Ce système d'exonération concerne partiellement les départements d'outre-mer, puisque ces derniers ne font pas partie du territoire communautaire en ce qui concerne la législation relative aux droits d'accises15(*).

Or, par l'effet de cette exonération, les prix pratiqués dans les duty free revêtent un caractère quasi-promotionnel, interdit par l'article L. 3511-3 du code de la santé publique.

Conscient des effets des duty free en termes de santé publique, le conseil de l'Union européenne a néanmoins adopté, le 20 décembre 2007, la directive 2007/74/CE.16(*) Ce texte réduit le nombre d'articles de tabac pouvant faire l'objet d'une exonération de TVA et d'accises. Il doit être transposé en droit français avant le 1er décembre 2008.

II - Le dispositif proposé par votre commission

Votre commission propose de transposer la directive du 20 décembre 2007 pour ce qui concerne le régime de franchise applicable aux accises sur les produits du tabac achetés par des voyageurs en provenance ou à destination d'un Dom, en modifiant à cette fin l'article 302 F bis du code général des impôts.

Le contingent maximum de produits du tabac bénéficiant de la franchise pourrait être fixé aux seuils les plus bas proposés par l'article 8 de la directive, à savoir quarante cigarettes, vingt cigarillos, dix cigares et cinquante grammes de tabac à fumer.

Votre commission vous demande d'adopter cet article additionnel dans la rédaction qu'elle vous soumet.

* 8 Depuis la modification opérée par l'article 22 de la loi n° 2007-1786 du 19 décembre 2007 de financement de la sécurité sociale pour 2008.

* 9 Article L. 241-18 du code de la sécurité sociale.

* 10 Article L. 242-1 du même code.

* 11 Soit 12,19 euros/heure, avec un Smic fixé depuis le 1er juillet 2008 à 8,71 euros/heure.

* 12 Ces conditions, ainsi que celle relative au lieu d'implantation des entreprises, seront appréciées à la clôture de chaque exercice.

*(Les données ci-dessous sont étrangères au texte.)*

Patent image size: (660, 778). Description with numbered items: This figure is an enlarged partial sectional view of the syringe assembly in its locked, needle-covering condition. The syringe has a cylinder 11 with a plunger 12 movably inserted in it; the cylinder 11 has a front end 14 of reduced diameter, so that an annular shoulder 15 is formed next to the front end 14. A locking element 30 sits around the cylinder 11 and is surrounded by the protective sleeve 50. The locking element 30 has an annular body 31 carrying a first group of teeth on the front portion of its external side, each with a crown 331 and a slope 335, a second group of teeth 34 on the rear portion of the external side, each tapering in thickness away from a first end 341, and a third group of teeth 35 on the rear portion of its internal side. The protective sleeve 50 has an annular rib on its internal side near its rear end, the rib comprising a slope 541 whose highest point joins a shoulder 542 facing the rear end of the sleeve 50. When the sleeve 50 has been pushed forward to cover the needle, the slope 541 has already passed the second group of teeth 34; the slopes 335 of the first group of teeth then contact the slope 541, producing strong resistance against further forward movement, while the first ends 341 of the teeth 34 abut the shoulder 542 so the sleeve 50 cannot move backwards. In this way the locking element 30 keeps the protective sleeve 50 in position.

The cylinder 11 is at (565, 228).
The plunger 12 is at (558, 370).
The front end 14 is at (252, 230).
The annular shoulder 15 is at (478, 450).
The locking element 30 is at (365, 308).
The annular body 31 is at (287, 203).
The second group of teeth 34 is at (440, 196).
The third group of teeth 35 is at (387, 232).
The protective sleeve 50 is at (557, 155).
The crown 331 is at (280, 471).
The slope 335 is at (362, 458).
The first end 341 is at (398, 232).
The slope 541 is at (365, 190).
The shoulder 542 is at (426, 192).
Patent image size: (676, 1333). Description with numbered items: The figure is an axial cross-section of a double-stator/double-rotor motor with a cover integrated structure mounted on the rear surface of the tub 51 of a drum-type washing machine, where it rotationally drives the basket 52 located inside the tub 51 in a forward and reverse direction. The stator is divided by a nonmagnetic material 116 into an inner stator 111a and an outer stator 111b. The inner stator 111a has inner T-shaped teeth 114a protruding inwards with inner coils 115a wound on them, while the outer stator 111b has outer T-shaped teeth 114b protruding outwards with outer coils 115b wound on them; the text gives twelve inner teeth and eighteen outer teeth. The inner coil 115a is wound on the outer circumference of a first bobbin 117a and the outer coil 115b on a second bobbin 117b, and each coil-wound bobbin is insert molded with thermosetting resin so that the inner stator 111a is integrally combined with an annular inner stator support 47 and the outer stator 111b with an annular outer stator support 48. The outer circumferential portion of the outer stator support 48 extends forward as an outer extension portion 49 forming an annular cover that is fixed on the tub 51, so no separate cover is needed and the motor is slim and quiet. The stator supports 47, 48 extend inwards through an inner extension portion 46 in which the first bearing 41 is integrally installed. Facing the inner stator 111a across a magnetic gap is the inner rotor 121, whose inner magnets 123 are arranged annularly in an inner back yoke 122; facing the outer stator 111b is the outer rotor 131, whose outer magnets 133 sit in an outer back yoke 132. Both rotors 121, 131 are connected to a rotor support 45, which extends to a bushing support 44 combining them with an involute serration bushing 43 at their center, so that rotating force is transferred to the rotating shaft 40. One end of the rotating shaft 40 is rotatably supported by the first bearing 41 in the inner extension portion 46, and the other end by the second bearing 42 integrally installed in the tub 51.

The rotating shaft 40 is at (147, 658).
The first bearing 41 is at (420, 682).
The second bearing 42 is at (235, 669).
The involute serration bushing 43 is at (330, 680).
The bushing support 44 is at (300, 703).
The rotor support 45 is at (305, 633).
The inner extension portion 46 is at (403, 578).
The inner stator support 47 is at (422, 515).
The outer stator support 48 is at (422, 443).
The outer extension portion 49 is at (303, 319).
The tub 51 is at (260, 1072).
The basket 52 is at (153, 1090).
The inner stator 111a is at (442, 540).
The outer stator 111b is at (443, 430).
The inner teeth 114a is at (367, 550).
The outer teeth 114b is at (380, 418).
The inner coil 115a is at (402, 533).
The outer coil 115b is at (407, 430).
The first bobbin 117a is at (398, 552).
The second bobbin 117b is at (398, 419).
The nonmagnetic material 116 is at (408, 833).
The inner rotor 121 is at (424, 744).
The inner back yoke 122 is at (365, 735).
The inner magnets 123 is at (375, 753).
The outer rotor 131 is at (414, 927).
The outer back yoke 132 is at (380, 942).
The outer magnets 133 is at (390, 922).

* 13 L'article 199 undecies B du code général des impôts devrait néanmoins voir son champ d'application élargi en application de l'article 5 du projet de loi pour le développement économique de l'outre-mer.

* 14 Articles 130 à 136 du règlement n° 2913/92 du 12 octobre 1992 établissant le code des douanes communautaire.

* 15 Article 302 C du code général des impôts.

* 16 Directive concernant les franchises de la taxe sur la valeur ajoutée et des accises perçues à l'importation de marchandises par des voyageurs en provenance de pays tiers.